Few people are naturally strong reflectors.
In today’s world we are swept up in ‘instant everything’; instant messages, emails, answers and knowledge. If we need to know something, it’s usually only 3 clicks away. However, what do we know about ourselves?
When was the last time you took a good long look at yourself? I don’t mean in the mirror just before you rush out the door to go to work or on a date, but at who you are, what makes you – you? What are your strengths, weaknesses, learning styles, motivators, qualities and personal traits? What are you really good at? When did you last look at yourself critically and openly in this way?
For some of you, the only time you’ll really get to think about critiquing yourself is when your manager is about to write your annual appraisal. Then all of a sudden you have to start thinking about what you have done in the last 12 months and quickly cobble something together you can report back on.
However, reflection is important as all learning requires an element of reflection – “what was that about?”, “how does that affect me?” etc. It helps us to find meaning and can be very effective in dealing with change. Yet, it can also feel uncomfortable, so we avoid it and procrastinate.
Practicing reflection is very powerful – however, the answers don’t always come straight away, they need time to come to the surface. For some people doing activities that don’t require a great deal of ‘brain activity’ such as running, walking, swimming or gardening can really help.

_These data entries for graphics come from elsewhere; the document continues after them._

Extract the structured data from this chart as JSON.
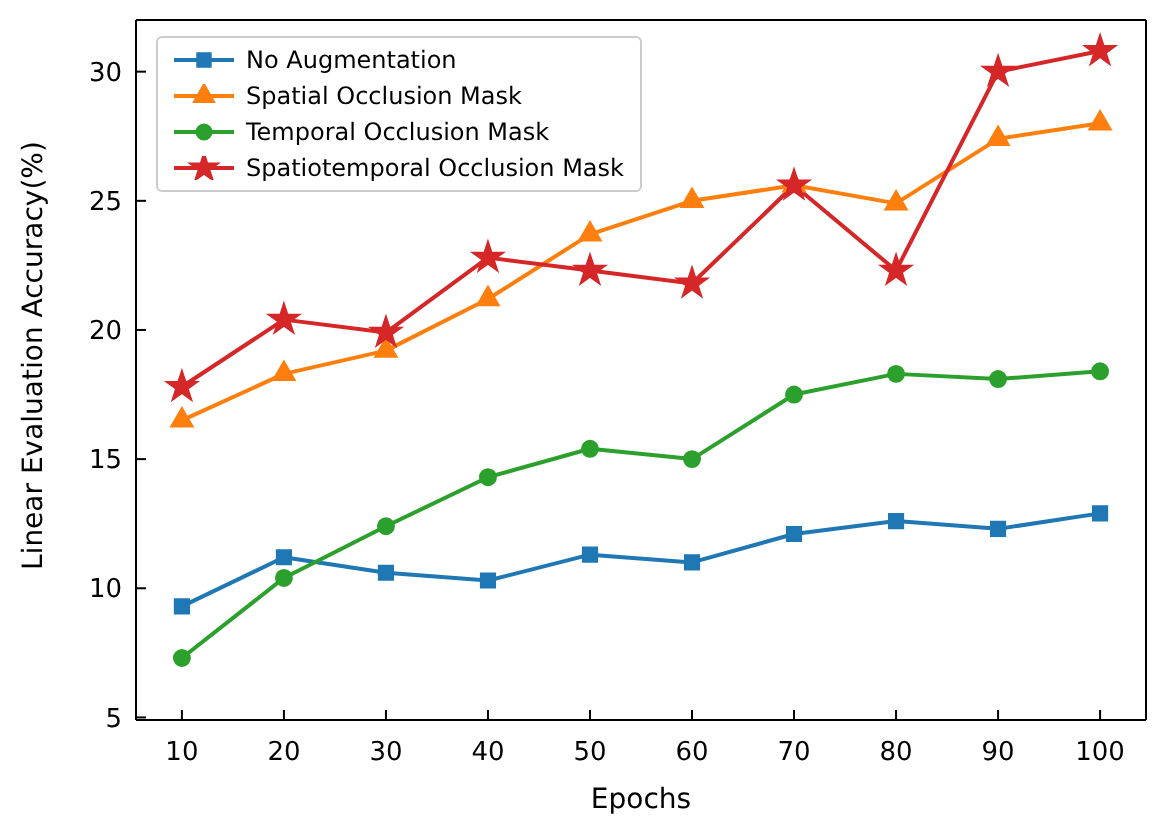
{
  "chart_data": {
    "type": "line",
    "xlabel": "Epochs",
    "ylabel": "Linear Evaluation Accuracy(%)",
    "x": [
      10,
      20,
      30,
      40,
      50,
      60,
      70,
      80,
      90,
      100
    ],
    "xlim": [
      5.5,
      104.5
    ],
    "xticks": [
      10,
      20,
      30,
      40,
      50,
      60,
      70,
      80,
      90,
      100
    ],
    "ylim": [
      4.9,
      32
    ],
    "yticks": [
      5,
      10,
      15,
      20,
      25,
      30
    ],
    "grid": false,
    "legend": "top left",
    "series": [
      {
        "name": "No Augmentation",
        "color": "#1f77b4",
        "marker": "square",
        "values": [
          9.3,
          11.2,
          10.6,
          10.3,
          11.3,
          11.0,
          12.1,
          12.6,
          12.3,
          12.9
        ]
      },
      {
        "name": "Spatial Occlusion Mask",
        "color": "#ff7f0e",
        "marker": "triangle",
        "values": [
          16.5,
          18.3,
          19.2,
          21.2,
          23.7,
          25.0,
          25.6,
          24.9,
          27.4,
          28.0
        ]
      },
      {
        "name": "Temporal Occlusion Mask",
        "color": "#2ca02c",
        "marker": "circle",
        "values": [
          7.3,
          10.4,
          12.4,
          14.3,
          15.4,
          15.0,
          17.5,
          18.3,
          18.1,
          18.4
        ]
      },
      {
        "name": "Spatiotemporal Occlusion Mask",
        "color": "#d62728",
        "marker": "star",
        "values": [
          17.8,
          20.4,
          19.9,
          22.8,
          22.3,
          21.8,
          25.6,
          22.3,
          30.0,
          30.8
        ]
      }
    ]
  }
}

Think about a lesson where you learnt to be a good manager or team player? Did you learn that from a training course? Probably not! We learn from experience. We are able to reflect on our own experiences of working with or working for bad managers or colleagues as well as good managers and colleagues. We use reflection to determine what good or bad looks like or behaves like.

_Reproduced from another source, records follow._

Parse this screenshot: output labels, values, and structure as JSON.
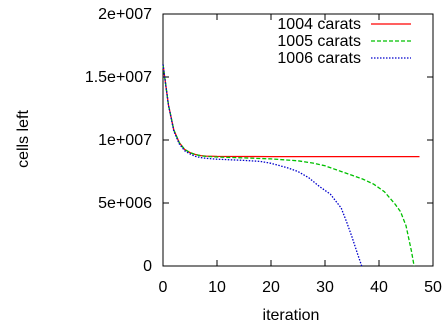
{
  "chart_data": {
    "type": "line",
    "title": "",
    "xlabel": "iteration",
    "ylabel": "cells left",
    "xlim": [
      0,
      50
    ],
    "ylim": [
      0,
      20000000
    ],
    "x_ticks": [
      {
        "value": 0,
        "label": "0"
      },
      {
        "value": 10,
        "label": "10"
      },
      {
        "value": 20,
        "label": "20"
      },
      {
        "value": 30,
        "label": "30"
      },
      {
        "value": 40,
        "label": "40"
      },
      {
        "value": 50,
        "label": "50"
      }
    ],
    "y_ticks": [
      {
        "value": 0,
        "label": "0"
      },
      {
        "value": 5000000,
        "label": "5e+006"
      },
      {
        "value": 10000000,
        "label": "1e+007"
      },
      {
        "value": 15000000,
        "label": "1.5e+007"
      },
      {
        "value": 20000000,
        "label": "2e+007"
      }
    ],
    "legend_position": "top-right",
    "grid": false,
    "series": [
      {
        "name": "1004 carats",
        "color": "#ff0000",
        "dash": "solid",
        "points": [
          [
            0,
            16000000
          ],
          [
            1,
            12800000
          ],
          [
            2,
            10800000
          ],
          [
            3,
            9800000
          ],
          [
            4,
            9250000
          ],
          [
            5,
            9000000
          ],
          [
            6,
            8850000
          ],
          [
            7,
            8760000
          ],
          [
            8,
            8720000
          ],
          [
            10,
            8700000
          ],
          [
            15,
            8690000
          ],
          [
            20,
            8680000
          ],
          [
            30,
            8680000
          ],
          [
            40,
            8680000
          ],
          [
            47.5,
            8680000
          ]
        ]
      },
      {
        "name": "1005 carats",
        "color": "#00c000",
        "dash": "dashed",
        "points": [
          [
            0,
            16000000
          ],
          [
            1,
            12800000
          ],
          [
            2,
            10800000
          ],
          [
            3,
            9800000
          ],
          [
            4,
            9250000
          ],
          [
            5,
            9000000
          ],
          [
            6,
            8850000
          ],
          [
            7,
            8750000
          ],
          [
            8,
            8700000
          ],
          [
            10,
            8650000
          ],
          [
            15,
            8580000
          ],
          [
            20,
            8500000
          ],
          [
            25,
            8350000
          ],
          [
            28,
            8150000
          ],
          [
            30,
            7950000
          ],
          [
            33,
            7500000
          ],
          [
            35,
            7200000
          ],
          [
            37,
            6900000
          ],
          [
            39,
            6500000
          ],
          [
            41,
            5900000
          ],
          [
            42,
            5400000
          ],
          [
            43,
            4900000
          ],
          [
            44,
            4300000
          ],
          [
            45,
            3200000
          ],
          [
            46,
            1200000
          ],
          [
            46.5,
            0
          ]
        ]
      },
      {
        "name": "1006 carats",
        "color": "#0000cc",
        "dash": "dotted",
        "points": [
          [
            0,
            16000000
          ],
          [
            1,
            12800000
          ],
          [
            2,
            10700000
          ],
          [
            3,
            9700000
          ],
          [
            4,
            9150000
          ],
          [
            5,
            8900000
          ],
          [
            6,
            8700000
          ],
          [
            7,
            8600000
          ],
          [
            8,
            8550000
          ],
          [
            10,
            8480000
          ],
          [
            13,
            8420000
          ],
          [
            15,
            8380000
          ],
          [
            18,
            8300000
          ],
          [
            20,
            8150000
          ],
          [
            23,
            7800000
          ],
          [
            25,
            7500000
          ],
          [
            27,
            7000000
          ],
          [
            29,
            6300000
          ],
          [
            31,
            5700000
          ],
          [
            33,
            4600000
          ],
          [
            34,
            3500000
          ],
          [
            35,
            2300000
          ],
          [
            36,
            1000000
          ],
          [
            36.8,
            0
          ]
        ]
      }
    ]
  }
}
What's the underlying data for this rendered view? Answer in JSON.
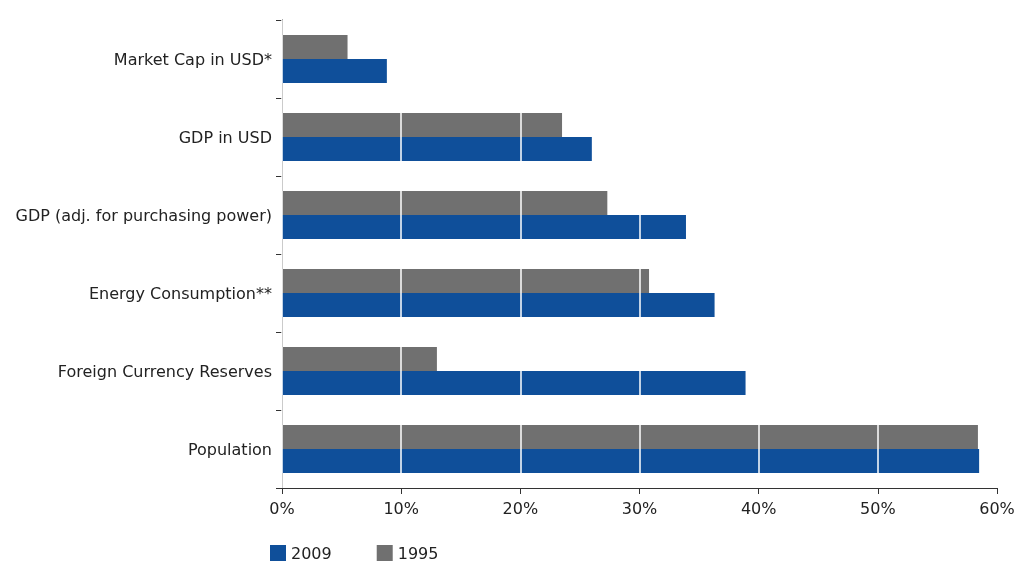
{
  "chart_data": {
    "type": "bar",
    "orientation": "horizontal",
    "categories": [
      "Market Cap in USD*",
      "GDP in USD",
      "GDP (adj. for purchasing power)",
      "Energy Consumption**",
      "Foreign Currency Reserves",
      "Population"
    ],
    "series": [
      {
        "name": "2009",
        "color": "#0f4f9a",
        "values": [
          8.8,
          26.0,
          33.9,
          36.3,
          38.9,
          58.5
        ]
      },
      {
        "name": "1995",
        "color": "#707070",
        "values": [
          5.5,
          23.5,
          27.3,
          30.8,
          13.0,
          58.4
        ]
      }
    ],
    "xlim": [
      0,
      60
    ],
    "xticks": [
      {
        "value": 0,
        "label": "0%"
      },
      {
        "value": 10,
        "label": "10%"
      },
      {
        "value": 20,
        "label": "20%"
      },
      {
        "value": 30,
        "label": "30%"
      },
      {
        "value": 40,
        "label": "40%"
      },
      {
        "value": 50,
        "label": "50%"
      },
      {
        "value": 60,
        "label": "60%"
      }
    ],
    "grid": "x",
    "legend": "bottom left"
  }
}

It’s worth noting you cannot write a good CV without reflecting on your career highlights, your transferable skills and strengths. You cannot succeed in an interview without spending time reflecting on your previous achievements and successes.
Equally, what do you know what your personal learning styles are? For example do you learn best using Visual (spatial), Aural (auditory-musical), Verbal (linguistic) or Physical (kinaesthetic – through touch) experiences? Knowing this could really help you in your job, when you’re are learning new things and when you are working with others and understanding their learning styles too.

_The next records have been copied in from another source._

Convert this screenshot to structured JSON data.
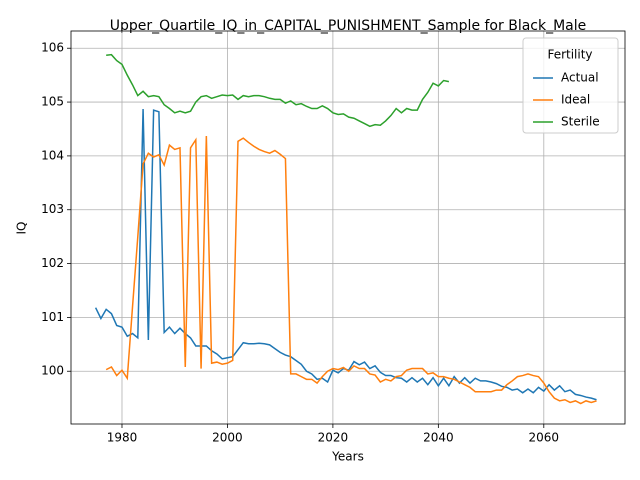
{
  "chart_data": {
    "type": "line",
    "title": "Upper_Quartile_IQ_in_CAPITAL_PUNISHMENT_Sample for Black_Male",
    "x_label": "Years",
    "y_label": "IQ",
    "legend_title": "Fertility",
    "legend_loc": "upper right",
    "grid": true,
    "xlim": [
      1970.33,
      2075.4
    ],
    "ylim": [
      99.02,
      106.32
    ],
    "xticks": [
      1980,
      2000,
      2020,
      2040,
      2060
    ],
    "yticks": [
      100,
      101,
      102,
      103,
      104,
      105,
      106
    ],
    "series": [
      {
        "name": "Actual",
        "color": "#1f77b4",
        "x": [
          1975,
          1976,
          1977,
          1978,
          1979,
          1980,
          1981,
          1982,
          1983,
          1984,
          1985,
          1986,
          1987,
          1988,
          1989,
          1990,
          1991,
          1992,
          1993,
          1994,
          1995,
          1996,
          1997,
          1998,
          1999,
          2000,
          2001,
          2002,
          2003,
          2004,
          2005,
          2006,
          2007,
          2008,
          2009,
          2010,
          2011,
          2012,
          2013,
          2014,
          2015,
          2016,
          2017,
          2018,
          2019,
          2020,
          2021,
          2022,
          2023,
          2024,
          2025,
          2026,
          2027,
          2028,
          2029,
          2030,
          2031,
          2032,
          2033,
          2034,
          2035,
          2036,
          2037,
          2038,
          2039,
          2040,
          2041,
          2042,
          2043,
          2044,
          2045,
          2046,
          2047,
          2048,
          2049,
          2050,
          2051,
          2052,
          2053,
          2054,
          2055,
          2056,
          2057,
          2058,
          2059,
          2060,
          2061,
          2062,
          2063,
          2064,
          2065,
          2066,
          2067,
          2068,
          2069,
          2070
        ],
        "values": [
          101.18,
          100.98,
          101.15,
          101.07,
          100.85,
          100.82,
          100.65,
          100.7,
          100.62,
          104.87,
          100.58,
          104.85,
          104.82,
          100.72,
          100.82,
          100.7,
          100.8,
          100.7,
          100.62,
          100.47,
          100.47,
          100.47,
          100.38,
          100.32,
          100.23,
          100.25,
          100.27,
          100.4,
          100.53,
          100.51,
          100.51,
          100.52,
          100.51,
          100.49,
          100.42,
          100.35,
          100.3,
          100.27,
          100.2,
          100.13,
          100.0,
          99.95,
          99.85,
          99.87,
          99.8,
          100.02,
          99.97,
          100.05,
          100.02,
          100.18,
          100.12,
          100.17,
          100.05,
          100.1,
          99.98,
          99.92,
          99.92,
          99.88,
          99.87,
          99.8,
          99.88,
          99.8,
          99.87,
          99.75,
          99.88,
          99.73,
          99.87,
          99.73,
          99.9,
          99.78,
          99.88,
          99.78,
          99.87,
          99.82,
          99.82,
          99.8,
          99.77,
          99.72,
          99.7,
          99.65,
          99.67,
          99.6,
          99.67,
          99.6,
          99.7,
          99.63,
          99.75,
          99.65,
          99.73,
          99.62,
          99.65,
          99.57,
          99.55,
          99.52,
          99.5,
          99.47
        ]
      },
      {
        "name": "Ideal",
        "color": "#ff7f0e",
        "x": [
          1977,
          1978,
          1979,
          1980,
          1981,
          1982,
          1983,
          1984,
          1985,
          1986,
          1987,
          1988,
          1989,
          1990,
          1991,
          1992,
          1993,
          1994,
          1995,
          1996,
          1997,
          1998,
          1999,
          2000,
          2001,
          2002,
          2003,
          2004,
          2005,
          2006,
          2007,
          2008,
          2009,
          2010,
          2011,
          2012,
          2013,
          2014,
          2015,
          2016,
          2017,
          2018,
          2019,
          2020,
          2021,
          2022,
          2023,
          2024,
          2025,
          2026,
          2027,
          2028,
          2029,
          2030,
          2031,
          2032,
          2033,
          2034,
          2035,
          2036,
          2037,
          2038,
          2039,
          2040,
          2041,
          2042,
          2043,
          2044,
          2045,
          2046,
          2047,
          2048,
          2049,
          2050,
          2051,
          2052,
          2053,
          2054,
          2055,
          2056,
          2057,
          2058,
          2059,
          2060,
          2061,
          2062,
          2063,
          2064,
          2065,
          2066,
          2067,
          2068,
          2069,
          2070
        ],
        "values": [
          100.03,
          100.08,
          99.92,
          100.02,
          99.87,
          101.2,
          102.5,
          103.85,
          104.05,
          103.98,
          104.02,
          103.83,
          104.2,
          104.12,
          104.15,
          100.08,
          104.15,
          104.3,
          100.05,
          104.37,
          100.15,
          100.17,
          100.13,
          100.15,
          100.2,
          104.27,
          104.33,
          104.25,
          104.18,
          104.12,
          104.08,
          104.05,
          104.1,
          104.03,
          103.95,
          99.95,
          99.95,
          99.9,
          99.85,
          99.85,
          99.78,
          99.9,
          100.0,
          100.05,
          100.03,
          100.07,
          100.0,
          100.1,
          100.05,
          100.05,
          99.95,
          99.93,
          99.8,
          99.85,
          99.82,
          99.9,
          99.92,
          100.02,
          100.05,
          100.05,
          100.05,
          99.95,
          99.97,
          99.9,
          99.9,
          99.87,
          99.85,
          99.8,
          99.75,
          99.7,
          99.62,
          99.62,
          99.62,
          99.62,
          99.65,
          99.65,
          99.75,
          99.82,
          99.9,
          99.92,
          99.95,
          99.92,
          99.9,
          99.78,
          99.62,
          99.5,
          99.45,
          99.47,
          99.42,
          99.45,
          99.4,
          99.45,
          99.42,
          99.45
        ]
      },
      {
        "name": "Sterile",
        "color": "#2ca02c",
        "x": [
          1977,
          1978,
          1979,
          1980,
          1981,
          1982,
          1983,
          1984,
          1985,
          1986,
          1987,
          1988,
          1989,
          1990,
          1991,
          1992,
          1993,
          1994,
          1995,
          1996,
          1997,
          1998,
          1999,
          2000,
          2001,
          2002,
          2003,
          2004,
          2005,
          2006,
          2007,
          2008,
          2009,
          2010,
          2011,
          2012,
          2013,
          2014,
          2015,
          2016,
          2017,
          2018,
          2019,
          2020,
          2021,
          2022,
          2023,
          2024,
          2025,
          2026,
          2027,
          2028,
          2029,
          2030,
          2031,
          2032,
          2033,
          2034,
          2035,
          2036,
          2037,
          2038,
          2039,
          2040,
          2041,
          2042
        ],
        "values": [
          105.87,
          105.88,
          105.77,
          105.7,
          105.5,
          105.32,
          105.12,
          105.2,
          105.1,
          105.12,
          105.1,
          104.95,
          104.88,
          104.8,
          104.83,
          104.8,
          104.83,
          105.0,
          105.1,
          105.12,
          105.07,
          105.1,
          105.13,
          105.12,
          105.13,
          105.05,
          105.12,
          105.1,
          105.12,
          105.12,
          105.1,
          105.07,
          105.05,
          105.05,
          104.98,
          105.02,
          104.95,
          104.97,
          104.92,
          104.88,
          104.88,
          104.93,
          104.88,
          104.8,
          104.77,
          104.78,
          104.72,
          104.7,
          104.65,
          104.6,
          104.55,
          104.58,
          104.57,
          104.65,
          104.75,
          104.88,
          104.8,
          104.88,
          104.85,
          104.85,
          105.05,
          105.18,
          105.35,
          105.3,
          105.4,
          105.38
        ]
      }
    ]
  }
}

Reflection can really help you identify areas for improvement, not just in your work life but in everyday life. How do you interact with others? Do you steal the energy in the room or do contribute to it harmoniously?
We under-value the power of reflection. Without it we may be guilty of making quick and rash decisions that are poorly thought through. With it we can take time out to identify issues, possible patterns and themes or long term behaviours that have gone unnoticed or hidden. Reflection helps us make the right choices and gives us permission to check in with our gut –instincts as well as other people’s views and opinions. It can make us better employees, better managers, better decision makers and overall it can help make us better people.
So why not give it a go? Try making a note at the end of each day about one thing you have learnt or observed about yourself using reflection. Practice doing this every day. It will not only help you see things more clearly, but will also help enlighten you and give you some fantastic personal insight!